There is a slug-like creature deep inside me who would rather lurk at the edges of a gathering and judge the people there instead of participating. That creature, too, curls and twitches when exposed to all of the ordinary ways that people get to know each other.
For me, an icebreaker would be, “Who here has ever experienced something science can’t explain?” THAT is how you get to know people, going straight to their crack-pottery.
Yet I know that they’re a necessary evil, and the true reason I don’t like them is the same reason that the slug would rather ooze: entropy is easier.
So it is with returning to writing day after day, another endeavor that requires icebreaking. For me, there’s a huge mental or emotional barrier before getting back into creative work, but knowing that doesn’t make it easier to get through.
What’s nice – though not required – from a writing session for me is absorption: getting back inside the thing so that I can look back out through its eyes again, able to intuit what feels right to do next. Mihaly Csikszentmihalyi calls it flow, but George Saunders has a metaphor that makes better sense to me: an eye doctor flipping through the lenses to feel which is better for the total vision.
Getting to that state is difficult, but I’ve come up with a few tricks:
- Open a file, read a little of what I wrote before, and tinker with a few things that don’t look or sound right to me.
- Ask myself a question in writing about the work in progress (sometimes as simple as “What the fuck is going on?”) and then answering also in writing.
- Open a new document and paste in the parts of the work in progress that I am certain I want to keep, leaving the iffy ones in the old version.

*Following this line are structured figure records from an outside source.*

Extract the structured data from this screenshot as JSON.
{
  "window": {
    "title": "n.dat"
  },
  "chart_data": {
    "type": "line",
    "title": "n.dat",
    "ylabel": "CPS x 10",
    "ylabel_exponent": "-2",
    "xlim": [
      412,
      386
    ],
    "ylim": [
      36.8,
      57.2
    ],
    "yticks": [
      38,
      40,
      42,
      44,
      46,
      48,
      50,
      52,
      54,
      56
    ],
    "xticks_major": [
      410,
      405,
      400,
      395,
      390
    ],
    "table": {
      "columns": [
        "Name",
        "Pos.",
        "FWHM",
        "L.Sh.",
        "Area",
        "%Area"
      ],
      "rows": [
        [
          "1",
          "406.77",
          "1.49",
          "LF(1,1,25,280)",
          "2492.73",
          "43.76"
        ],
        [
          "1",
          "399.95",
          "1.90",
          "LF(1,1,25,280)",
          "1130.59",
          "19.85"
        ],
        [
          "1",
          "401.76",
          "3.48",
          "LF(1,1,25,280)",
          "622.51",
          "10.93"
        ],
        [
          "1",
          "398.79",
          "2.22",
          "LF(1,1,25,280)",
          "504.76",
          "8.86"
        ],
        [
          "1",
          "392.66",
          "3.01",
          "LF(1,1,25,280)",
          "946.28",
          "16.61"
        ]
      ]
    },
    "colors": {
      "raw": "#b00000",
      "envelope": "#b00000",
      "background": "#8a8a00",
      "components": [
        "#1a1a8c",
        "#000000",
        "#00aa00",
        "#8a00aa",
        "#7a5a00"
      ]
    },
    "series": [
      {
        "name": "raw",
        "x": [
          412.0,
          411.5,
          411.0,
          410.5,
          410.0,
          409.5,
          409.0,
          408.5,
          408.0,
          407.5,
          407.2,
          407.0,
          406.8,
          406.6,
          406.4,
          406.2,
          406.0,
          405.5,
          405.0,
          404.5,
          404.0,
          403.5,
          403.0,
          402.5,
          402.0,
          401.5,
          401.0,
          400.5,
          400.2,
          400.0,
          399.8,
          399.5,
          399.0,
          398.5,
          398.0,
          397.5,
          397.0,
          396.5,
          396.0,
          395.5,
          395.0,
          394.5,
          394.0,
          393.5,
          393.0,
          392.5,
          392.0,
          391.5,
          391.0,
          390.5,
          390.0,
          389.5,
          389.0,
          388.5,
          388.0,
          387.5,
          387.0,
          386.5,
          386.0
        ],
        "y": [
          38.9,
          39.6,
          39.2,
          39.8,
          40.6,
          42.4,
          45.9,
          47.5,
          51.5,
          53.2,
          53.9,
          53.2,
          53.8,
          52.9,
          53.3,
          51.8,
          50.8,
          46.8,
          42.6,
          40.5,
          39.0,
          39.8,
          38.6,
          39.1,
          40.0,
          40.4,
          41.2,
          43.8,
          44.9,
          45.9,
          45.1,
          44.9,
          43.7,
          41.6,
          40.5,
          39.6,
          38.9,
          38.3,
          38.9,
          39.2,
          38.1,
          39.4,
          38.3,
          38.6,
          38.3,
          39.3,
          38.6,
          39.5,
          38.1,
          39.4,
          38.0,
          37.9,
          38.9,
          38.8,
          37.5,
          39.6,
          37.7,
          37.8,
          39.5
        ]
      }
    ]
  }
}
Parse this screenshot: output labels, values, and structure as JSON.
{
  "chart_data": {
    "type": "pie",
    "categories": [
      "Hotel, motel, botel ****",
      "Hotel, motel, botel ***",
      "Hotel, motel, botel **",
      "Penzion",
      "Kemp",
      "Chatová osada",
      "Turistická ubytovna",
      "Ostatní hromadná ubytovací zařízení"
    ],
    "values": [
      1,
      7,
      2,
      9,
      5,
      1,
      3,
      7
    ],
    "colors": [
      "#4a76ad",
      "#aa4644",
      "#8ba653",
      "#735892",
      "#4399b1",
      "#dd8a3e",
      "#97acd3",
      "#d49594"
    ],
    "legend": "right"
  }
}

- Write a photograph I don’t have, describing a place or a person or a feeling from my past that hasn’t been otherwise recorded.
- Write a Postcard Story based on some image I find (though I seldom have energy to write the original thing once I finish one).
- Type out a passage from a work I admire in a similar voice or point of view (first person, third person) to get a feel again for how prose flows. Sometimes I’ll type in a passage from my own work.
All of these are on-ramps to getting back into my work, and there are countless passages in my journals where I leave them half-finished to go back into the story that has suddenly returned to me.
This is where I’m supposed to say that writing isn’t always fun or easy, but I’d guess that even plodding ahead is a kind of icebreaking, albeit slow and painful. And with so few pleasures to be had from the publishing of writing, why shouldn’t you make creating it as enjoyable as possible?
My best work has come from “tinkering,” the word that best describes the low-pressure experimentation that’s required for me to create.
I build stories the same way that Roy Neary built his model of Devil’s Tower in Close Encounters of the Third Kind, one smudge of mashed potatoes at a time.